There are anecdotal reports of stability issues with APC on PHP 5.4+; there may be sound technical and economic reasons why APC is not being actively maintained and for ZOP+ to be a better strategic choice.

A clear choice?

I can live without APC's support for user-data caching. But the elephant in the room is the fact that ZOP+ does not reclaim memory: if your code base is larger than the cache size, or the cache fills up with old verions of code, it forces a full flush and re-initialization. This should not be a problem for sites with a dedicated devops personnel managing releases to a small number of applications using a continuous deployment strategy. However for the rest of us there needs be a significant performance advantage with ZOP+ to make this a price worth paying.

Saturday, 17 August 2013

Starting a new website - part 3

So the decision was made, I would stick with Dokuwiki and use PJAX for loading the pages.

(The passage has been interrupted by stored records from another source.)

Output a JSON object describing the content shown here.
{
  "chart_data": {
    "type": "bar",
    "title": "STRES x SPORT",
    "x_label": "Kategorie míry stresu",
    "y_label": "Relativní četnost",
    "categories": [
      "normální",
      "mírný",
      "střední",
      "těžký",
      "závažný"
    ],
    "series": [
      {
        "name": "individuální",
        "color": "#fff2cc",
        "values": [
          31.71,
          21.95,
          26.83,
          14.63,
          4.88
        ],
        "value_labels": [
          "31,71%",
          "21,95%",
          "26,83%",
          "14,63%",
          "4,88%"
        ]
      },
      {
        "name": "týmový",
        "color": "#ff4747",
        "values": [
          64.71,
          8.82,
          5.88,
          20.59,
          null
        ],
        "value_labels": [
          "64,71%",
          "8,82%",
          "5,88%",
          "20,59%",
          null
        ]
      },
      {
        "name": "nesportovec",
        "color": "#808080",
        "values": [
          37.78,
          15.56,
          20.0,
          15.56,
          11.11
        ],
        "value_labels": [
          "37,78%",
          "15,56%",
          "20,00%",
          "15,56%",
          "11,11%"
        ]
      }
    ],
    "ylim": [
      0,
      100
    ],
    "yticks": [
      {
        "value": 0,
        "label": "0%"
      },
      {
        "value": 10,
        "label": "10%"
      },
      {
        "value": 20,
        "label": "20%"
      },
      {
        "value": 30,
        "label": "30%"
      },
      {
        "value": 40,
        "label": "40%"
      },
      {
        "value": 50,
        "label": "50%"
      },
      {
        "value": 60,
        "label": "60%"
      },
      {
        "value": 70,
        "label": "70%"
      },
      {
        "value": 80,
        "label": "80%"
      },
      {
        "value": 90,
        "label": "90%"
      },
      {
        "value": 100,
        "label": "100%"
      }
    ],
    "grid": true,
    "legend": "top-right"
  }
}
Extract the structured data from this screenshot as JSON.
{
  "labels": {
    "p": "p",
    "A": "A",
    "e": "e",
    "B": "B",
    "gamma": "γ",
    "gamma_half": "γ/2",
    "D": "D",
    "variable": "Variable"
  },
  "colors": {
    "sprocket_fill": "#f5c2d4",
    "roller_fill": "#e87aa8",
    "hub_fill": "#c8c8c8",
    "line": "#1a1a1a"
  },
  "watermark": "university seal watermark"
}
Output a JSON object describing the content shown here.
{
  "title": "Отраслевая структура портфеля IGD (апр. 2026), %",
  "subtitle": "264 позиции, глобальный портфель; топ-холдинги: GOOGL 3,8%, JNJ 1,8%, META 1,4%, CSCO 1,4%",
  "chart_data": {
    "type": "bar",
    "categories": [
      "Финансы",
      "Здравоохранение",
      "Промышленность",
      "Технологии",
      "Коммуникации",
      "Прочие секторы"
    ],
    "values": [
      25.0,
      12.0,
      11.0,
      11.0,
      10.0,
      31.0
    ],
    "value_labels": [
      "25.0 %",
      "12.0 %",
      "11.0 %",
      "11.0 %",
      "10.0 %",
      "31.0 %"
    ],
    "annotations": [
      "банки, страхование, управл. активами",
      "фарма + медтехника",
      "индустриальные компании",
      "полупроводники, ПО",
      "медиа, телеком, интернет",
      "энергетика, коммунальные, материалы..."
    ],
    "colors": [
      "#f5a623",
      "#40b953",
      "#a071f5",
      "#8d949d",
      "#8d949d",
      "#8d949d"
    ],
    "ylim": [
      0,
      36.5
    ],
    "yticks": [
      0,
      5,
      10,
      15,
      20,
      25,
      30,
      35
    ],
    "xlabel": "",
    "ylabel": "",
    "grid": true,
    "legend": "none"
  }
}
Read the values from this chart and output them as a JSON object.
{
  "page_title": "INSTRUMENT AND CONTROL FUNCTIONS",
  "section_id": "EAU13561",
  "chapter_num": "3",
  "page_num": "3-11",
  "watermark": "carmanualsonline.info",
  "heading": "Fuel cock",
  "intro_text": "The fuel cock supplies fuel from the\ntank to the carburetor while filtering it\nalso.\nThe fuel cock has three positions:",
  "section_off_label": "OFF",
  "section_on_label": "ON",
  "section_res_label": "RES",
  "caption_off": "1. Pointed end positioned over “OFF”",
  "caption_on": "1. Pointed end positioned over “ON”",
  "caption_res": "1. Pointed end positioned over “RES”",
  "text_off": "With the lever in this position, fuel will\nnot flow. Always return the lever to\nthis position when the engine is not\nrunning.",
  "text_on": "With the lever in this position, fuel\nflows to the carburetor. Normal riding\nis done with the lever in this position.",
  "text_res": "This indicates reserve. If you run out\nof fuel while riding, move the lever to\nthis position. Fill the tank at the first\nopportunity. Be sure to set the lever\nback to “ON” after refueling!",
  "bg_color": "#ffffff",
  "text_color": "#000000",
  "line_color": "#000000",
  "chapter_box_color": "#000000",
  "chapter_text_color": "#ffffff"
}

A bit of coding and hey presto...www.scottishratclub.co.uk

(live site is sill running an incomplete version of the code - note to self - get the current version deployed)

In order to structure the Javacript changes nicely, keep everything tidy and fit in with Dokuwiki too, the functionality is split across a syntax plugin (for implementing widgets, including initializing PJAX, fixing the problems introduced by defering loading of the javascript and accomodating a strict Content Security Policy). This then places some constraints on how further widgets are implemented so it's really a framework (yeuch!). Anyway the plugin is called Jokuwiki

In order to use PJAX, the source page needs to be slightly modified (but it's JUST 5 LINES OF CODE!):


if ('true'!=$_SERVER['HTTP_X_PJAX']){
....top part of page
} ?><div id="pjax-container">
....stuff loaded via pjax
</div><?php
if ('true'!=$_SERVER['HTTP_X_PJAX']){
....bottom part of page
}

But just to make it real easy, I published a template too. Not the one I used on my website - but if anyone want it....let me know.

The impact of PJAX on performance is rather large:


Of course it had to be deployed to the site. So I dusted down pushsite and fired it up with a recipe for deploying the site. About 50 files loaded then I stopped getting responses from the remote system. I ran it again.....a further 20. The socket was still connected but nothing happening. Switching to passive mode didn't help. Adding throttling didn't help. I spent several hours battling with it and gave up. Same story the following day - so I logged a call with the service provider. The following day, they suggested using a different FTP server.....same problem. They said they'd get back to me.

Since I had no ssh access, I couldn't unpack a tarball from the shell - doing it via a PHP script invoked from the web would have meant I'd have to spend just as much time fixing the permissions as uploading the stuff by hand. But a bit of rummaging around in cpanel and I found that there was a back/restore option running over HTTP - so I download a backup, unpacked it, overwrote the backed-up website with my new site, packed it up and restored it onto the server. Job done.